The Haarlem Station is also not far from the town centre where St. Bavo Church / Grote Kerk is – around 2 km. It took me 20-25 minutes on foot (I did make some stops to enjoy the view).

Contrast to Amsterdam, Haarlem seemed very quiet at that time. There were of course a bunch of tourists here and there, especially in the centre where the shops and restaurants are, but nothing like Amsterdam. The locals just go about their business as usual.

St. Bavo Church

Admission: €2.5 for adults and €5 for guided tours (entrance through the souvenir shop on the ground floor).

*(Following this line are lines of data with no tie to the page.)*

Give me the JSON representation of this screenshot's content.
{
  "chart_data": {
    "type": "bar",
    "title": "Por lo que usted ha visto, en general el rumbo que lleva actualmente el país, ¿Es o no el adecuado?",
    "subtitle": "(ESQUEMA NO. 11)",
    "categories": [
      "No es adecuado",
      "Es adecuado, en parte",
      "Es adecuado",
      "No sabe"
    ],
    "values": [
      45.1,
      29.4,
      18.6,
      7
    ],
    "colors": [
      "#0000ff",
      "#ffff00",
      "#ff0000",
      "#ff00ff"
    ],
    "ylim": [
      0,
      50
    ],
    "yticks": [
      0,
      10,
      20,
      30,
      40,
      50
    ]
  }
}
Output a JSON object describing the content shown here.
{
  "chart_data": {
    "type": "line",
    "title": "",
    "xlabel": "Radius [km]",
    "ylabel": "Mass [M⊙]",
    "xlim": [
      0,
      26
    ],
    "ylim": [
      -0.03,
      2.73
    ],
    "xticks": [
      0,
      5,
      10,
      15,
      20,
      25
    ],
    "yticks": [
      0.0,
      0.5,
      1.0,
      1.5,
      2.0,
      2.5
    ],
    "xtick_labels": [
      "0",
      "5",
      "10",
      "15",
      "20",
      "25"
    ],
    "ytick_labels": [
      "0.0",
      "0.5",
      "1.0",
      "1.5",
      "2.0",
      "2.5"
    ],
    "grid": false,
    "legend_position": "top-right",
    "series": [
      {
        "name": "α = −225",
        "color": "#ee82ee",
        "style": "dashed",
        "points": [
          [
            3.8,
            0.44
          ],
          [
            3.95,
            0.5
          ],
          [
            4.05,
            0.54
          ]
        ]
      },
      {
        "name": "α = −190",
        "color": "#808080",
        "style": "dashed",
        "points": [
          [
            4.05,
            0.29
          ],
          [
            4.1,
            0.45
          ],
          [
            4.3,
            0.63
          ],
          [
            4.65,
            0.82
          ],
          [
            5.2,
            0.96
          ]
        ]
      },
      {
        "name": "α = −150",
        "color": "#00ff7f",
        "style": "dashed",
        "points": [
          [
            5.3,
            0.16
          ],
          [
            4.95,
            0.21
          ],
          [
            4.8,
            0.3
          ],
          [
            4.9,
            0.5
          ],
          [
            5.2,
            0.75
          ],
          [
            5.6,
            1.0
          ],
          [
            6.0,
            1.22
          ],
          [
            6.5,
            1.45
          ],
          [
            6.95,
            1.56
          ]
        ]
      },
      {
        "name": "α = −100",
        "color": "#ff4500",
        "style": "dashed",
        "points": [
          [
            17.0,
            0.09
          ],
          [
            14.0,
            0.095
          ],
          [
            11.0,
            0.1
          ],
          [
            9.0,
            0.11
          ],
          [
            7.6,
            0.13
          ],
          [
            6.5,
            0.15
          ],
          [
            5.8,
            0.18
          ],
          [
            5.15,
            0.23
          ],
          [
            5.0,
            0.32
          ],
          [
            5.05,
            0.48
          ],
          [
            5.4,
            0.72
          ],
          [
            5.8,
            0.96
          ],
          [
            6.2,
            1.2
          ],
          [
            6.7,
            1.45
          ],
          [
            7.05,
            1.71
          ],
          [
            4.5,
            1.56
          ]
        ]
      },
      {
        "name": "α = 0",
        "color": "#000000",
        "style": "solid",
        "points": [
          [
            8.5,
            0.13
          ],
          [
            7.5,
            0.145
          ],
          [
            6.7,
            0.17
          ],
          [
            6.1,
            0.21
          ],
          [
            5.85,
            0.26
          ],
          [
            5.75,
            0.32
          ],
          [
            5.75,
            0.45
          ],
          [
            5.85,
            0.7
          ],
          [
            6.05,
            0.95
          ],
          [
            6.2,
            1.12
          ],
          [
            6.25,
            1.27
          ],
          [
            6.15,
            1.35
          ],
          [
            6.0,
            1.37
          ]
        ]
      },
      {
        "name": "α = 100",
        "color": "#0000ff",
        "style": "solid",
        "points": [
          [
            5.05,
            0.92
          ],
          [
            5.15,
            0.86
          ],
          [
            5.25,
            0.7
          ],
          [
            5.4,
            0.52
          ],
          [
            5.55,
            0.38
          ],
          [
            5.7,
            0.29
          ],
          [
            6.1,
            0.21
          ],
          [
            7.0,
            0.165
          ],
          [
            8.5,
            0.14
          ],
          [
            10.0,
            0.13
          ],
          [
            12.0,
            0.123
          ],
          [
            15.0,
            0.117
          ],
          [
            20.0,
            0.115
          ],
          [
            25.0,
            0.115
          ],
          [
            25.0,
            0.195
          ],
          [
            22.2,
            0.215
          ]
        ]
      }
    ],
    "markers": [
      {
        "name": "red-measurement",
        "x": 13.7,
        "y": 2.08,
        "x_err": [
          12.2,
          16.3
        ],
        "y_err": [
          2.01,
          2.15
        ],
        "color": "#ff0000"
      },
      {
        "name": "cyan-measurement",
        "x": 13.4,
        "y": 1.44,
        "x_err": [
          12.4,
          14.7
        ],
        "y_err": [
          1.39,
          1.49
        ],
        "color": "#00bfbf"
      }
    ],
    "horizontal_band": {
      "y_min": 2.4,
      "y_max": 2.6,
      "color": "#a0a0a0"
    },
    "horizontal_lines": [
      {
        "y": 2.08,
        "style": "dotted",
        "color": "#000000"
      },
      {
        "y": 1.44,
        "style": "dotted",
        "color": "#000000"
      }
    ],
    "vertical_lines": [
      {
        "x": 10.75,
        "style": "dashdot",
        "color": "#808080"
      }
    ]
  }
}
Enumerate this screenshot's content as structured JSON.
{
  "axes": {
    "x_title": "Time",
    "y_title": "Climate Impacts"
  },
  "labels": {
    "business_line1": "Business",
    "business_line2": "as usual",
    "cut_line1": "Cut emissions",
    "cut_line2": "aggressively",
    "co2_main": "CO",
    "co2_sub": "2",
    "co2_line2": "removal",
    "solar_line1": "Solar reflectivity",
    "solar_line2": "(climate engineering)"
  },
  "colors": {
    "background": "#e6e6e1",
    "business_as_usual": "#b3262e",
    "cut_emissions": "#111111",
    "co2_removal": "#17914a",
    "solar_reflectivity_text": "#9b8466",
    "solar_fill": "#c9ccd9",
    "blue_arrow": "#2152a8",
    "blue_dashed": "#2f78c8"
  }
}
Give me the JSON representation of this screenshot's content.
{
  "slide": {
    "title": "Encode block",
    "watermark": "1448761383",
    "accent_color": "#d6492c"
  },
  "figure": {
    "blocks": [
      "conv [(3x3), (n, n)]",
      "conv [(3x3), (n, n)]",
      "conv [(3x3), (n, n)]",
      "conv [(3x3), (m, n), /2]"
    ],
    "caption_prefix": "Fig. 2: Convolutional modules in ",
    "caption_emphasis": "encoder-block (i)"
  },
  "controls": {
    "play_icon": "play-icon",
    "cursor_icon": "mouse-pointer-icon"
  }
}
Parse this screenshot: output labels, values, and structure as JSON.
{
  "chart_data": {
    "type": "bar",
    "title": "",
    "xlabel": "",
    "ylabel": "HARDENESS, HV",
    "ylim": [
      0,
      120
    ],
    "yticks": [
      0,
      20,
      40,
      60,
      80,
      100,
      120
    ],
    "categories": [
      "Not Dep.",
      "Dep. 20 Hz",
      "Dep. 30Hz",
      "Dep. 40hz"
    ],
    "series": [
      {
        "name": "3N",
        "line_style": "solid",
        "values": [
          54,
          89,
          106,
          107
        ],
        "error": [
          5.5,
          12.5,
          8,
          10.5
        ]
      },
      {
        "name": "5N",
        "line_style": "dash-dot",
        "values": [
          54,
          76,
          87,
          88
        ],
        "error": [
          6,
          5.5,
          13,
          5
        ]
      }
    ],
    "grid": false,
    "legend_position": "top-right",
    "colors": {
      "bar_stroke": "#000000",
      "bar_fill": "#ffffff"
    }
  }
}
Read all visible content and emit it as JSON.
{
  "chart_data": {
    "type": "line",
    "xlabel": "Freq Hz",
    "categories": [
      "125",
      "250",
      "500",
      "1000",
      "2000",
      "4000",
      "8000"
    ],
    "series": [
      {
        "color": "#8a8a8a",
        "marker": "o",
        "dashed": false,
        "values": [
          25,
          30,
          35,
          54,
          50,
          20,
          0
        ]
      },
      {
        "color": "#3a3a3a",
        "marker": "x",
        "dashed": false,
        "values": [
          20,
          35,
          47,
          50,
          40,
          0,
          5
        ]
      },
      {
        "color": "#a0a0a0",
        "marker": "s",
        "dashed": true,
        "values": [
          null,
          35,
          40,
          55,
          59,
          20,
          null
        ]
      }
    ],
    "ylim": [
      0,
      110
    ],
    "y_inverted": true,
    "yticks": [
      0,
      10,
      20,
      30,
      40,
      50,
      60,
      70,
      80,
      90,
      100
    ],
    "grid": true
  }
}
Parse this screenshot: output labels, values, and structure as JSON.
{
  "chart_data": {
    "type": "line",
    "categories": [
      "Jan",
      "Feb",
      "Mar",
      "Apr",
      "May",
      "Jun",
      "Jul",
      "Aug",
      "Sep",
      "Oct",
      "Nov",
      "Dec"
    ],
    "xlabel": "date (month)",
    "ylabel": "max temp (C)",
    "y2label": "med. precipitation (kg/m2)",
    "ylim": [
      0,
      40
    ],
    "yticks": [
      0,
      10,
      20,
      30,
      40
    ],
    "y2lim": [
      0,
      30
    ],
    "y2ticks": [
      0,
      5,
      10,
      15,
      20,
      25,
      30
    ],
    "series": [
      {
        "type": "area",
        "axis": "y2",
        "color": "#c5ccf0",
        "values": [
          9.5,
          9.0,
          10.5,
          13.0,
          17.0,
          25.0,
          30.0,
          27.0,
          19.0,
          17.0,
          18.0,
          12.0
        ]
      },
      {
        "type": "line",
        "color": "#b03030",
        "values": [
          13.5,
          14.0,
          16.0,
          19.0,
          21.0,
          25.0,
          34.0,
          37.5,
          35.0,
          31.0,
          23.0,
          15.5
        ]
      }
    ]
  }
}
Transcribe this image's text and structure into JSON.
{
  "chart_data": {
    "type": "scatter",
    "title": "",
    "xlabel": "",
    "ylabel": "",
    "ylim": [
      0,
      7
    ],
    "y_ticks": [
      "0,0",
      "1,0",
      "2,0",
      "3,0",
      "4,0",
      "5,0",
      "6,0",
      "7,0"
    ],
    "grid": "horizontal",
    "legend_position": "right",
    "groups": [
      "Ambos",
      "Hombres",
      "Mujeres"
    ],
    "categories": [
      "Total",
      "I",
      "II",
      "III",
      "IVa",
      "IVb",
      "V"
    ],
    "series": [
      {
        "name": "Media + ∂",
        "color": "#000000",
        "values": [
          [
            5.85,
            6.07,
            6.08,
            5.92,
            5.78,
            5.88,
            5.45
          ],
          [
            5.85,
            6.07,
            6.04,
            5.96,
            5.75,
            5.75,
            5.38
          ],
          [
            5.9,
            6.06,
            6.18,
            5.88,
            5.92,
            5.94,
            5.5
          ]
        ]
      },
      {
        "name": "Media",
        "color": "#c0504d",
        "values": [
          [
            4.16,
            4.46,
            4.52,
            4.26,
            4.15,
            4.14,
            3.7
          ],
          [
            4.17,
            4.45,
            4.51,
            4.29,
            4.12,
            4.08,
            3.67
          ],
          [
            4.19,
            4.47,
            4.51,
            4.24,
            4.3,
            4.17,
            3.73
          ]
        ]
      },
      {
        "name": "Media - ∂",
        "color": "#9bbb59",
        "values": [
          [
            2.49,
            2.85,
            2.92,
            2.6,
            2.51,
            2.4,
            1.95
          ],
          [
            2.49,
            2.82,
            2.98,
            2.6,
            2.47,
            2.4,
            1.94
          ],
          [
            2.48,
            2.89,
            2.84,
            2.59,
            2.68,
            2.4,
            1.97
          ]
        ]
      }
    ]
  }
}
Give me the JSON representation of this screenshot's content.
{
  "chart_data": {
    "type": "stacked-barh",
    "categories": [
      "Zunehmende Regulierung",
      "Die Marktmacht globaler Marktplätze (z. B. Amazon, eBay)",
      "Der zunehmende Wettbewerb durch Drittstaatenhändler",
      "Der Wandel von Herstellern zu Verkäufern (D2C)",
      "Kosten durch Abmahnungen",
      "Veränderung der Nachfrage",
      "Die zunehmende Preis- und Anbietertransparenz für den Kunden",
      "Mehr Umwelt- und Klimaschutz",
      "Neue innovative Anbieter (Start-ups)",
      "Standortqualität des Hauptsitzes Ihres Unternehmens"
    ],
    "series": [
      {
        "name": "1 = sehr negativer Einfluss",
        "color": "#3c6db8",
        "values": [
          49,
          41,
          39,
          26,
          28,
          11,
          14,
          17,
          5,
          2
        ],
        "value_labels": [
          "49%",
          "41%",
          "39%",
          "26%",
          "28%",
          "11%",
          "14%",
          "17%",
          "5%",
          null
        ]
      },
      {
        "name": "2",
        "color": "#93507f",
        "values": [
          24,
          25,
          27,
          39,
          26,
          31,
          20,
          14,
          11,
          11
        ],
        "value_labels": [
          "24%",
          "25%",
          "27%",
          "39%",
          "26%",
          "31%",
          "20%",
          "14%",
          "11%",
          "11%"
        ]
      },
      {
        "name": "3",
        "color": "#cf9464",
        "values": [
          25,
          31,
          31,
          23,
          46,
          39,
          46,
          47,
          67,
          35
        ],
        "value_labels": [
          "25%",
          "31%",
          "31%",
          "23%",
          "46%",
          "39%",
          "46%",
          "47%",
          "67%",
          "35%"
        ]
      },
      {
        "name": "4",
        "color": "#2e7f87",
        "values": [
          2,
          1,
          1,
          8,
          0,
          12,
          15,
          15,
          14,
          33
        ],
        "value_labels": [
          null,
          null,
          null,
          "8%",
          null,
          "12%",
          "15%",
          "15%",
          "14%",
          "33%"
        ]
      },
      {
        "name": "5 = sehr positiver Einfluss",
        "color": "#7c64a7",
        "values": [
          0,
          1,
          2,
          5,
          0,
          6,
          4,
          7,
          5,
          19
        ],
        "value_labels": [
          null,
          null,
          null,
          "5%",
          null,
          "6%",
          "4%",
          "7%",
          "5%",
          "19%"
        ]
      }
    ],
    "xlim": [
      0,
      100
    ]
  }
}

So, according to what I read, the Gothic-styled St. Bavo church was constructed by the Catholics in the 13th century, renovated and enlarged in the 16th century and then consecrated as a cathedral. Around 19 years later, during Reformation era, just like some other Catholic churches in the Netherlands, it was taken over by the Protestants.

Built in a basilical style, this church is 140 meters long with a 80-meter-tall tower. One thing that immediately caught my attention was the big, towering organ on the west wall of the church, constructed by Christian Müller in 1738. Famous musicians such as Händel and Mozart were known to have come and played here.

St. Bavo Church Haarlem
The Floating Boats

Just like in Oude Kerk of Amsterdam, the floor in this church is also covered with gravestones carved with the marks and names of the deceased from centuries ago. I even read a story about a dead man’s hand that kept popping out from under the grave that they had to put a copper plate on top of the gravestone. Well, that would make a great bedtime story! 👻👻😂

Molen de Adriaan

On the way back from Grote Markt to the train station, I decided to swing by the famous windmill, Molen de Adriaan. It is around 800 meters or 10 minutes by foot north west off Grote Mark. It was already past the visiting hours by the time I got there, so I just spent some time outside enjoying the scenery. The windmill was initially constructed by Adriaan de Booys (the only cement producer in the area for 25 years) and officially opened in 1779. Since then, it has changed ownerships and use several times. In 1925 , Vereniging De Hollandsche Molen bought the windmill to prevent demolition. Unfortunately, it was burnt down in 1932 and several attempts had been made to finance its reconstruction. Currently, it is owned by the municipality of Haarlem and was reopened for public in 2002.

Molen de Adriaan
A Surprise Finding

On my way to the centre, I ran into an authentic Indonesian restaurant! It is run by a family from Indonesia and offers various Central Javanese dishes at affordable prices. I mean, I spent around €8.5 only for a plate full of nasi kuning (yellow rice) and a glass of hot tea! They also sell some crackers and chips from Indonesia (should’ve bought these, too). The place was quite small, there were only 2 tables to accommodate 5-6 people max and I noticed most people just got takeaways here.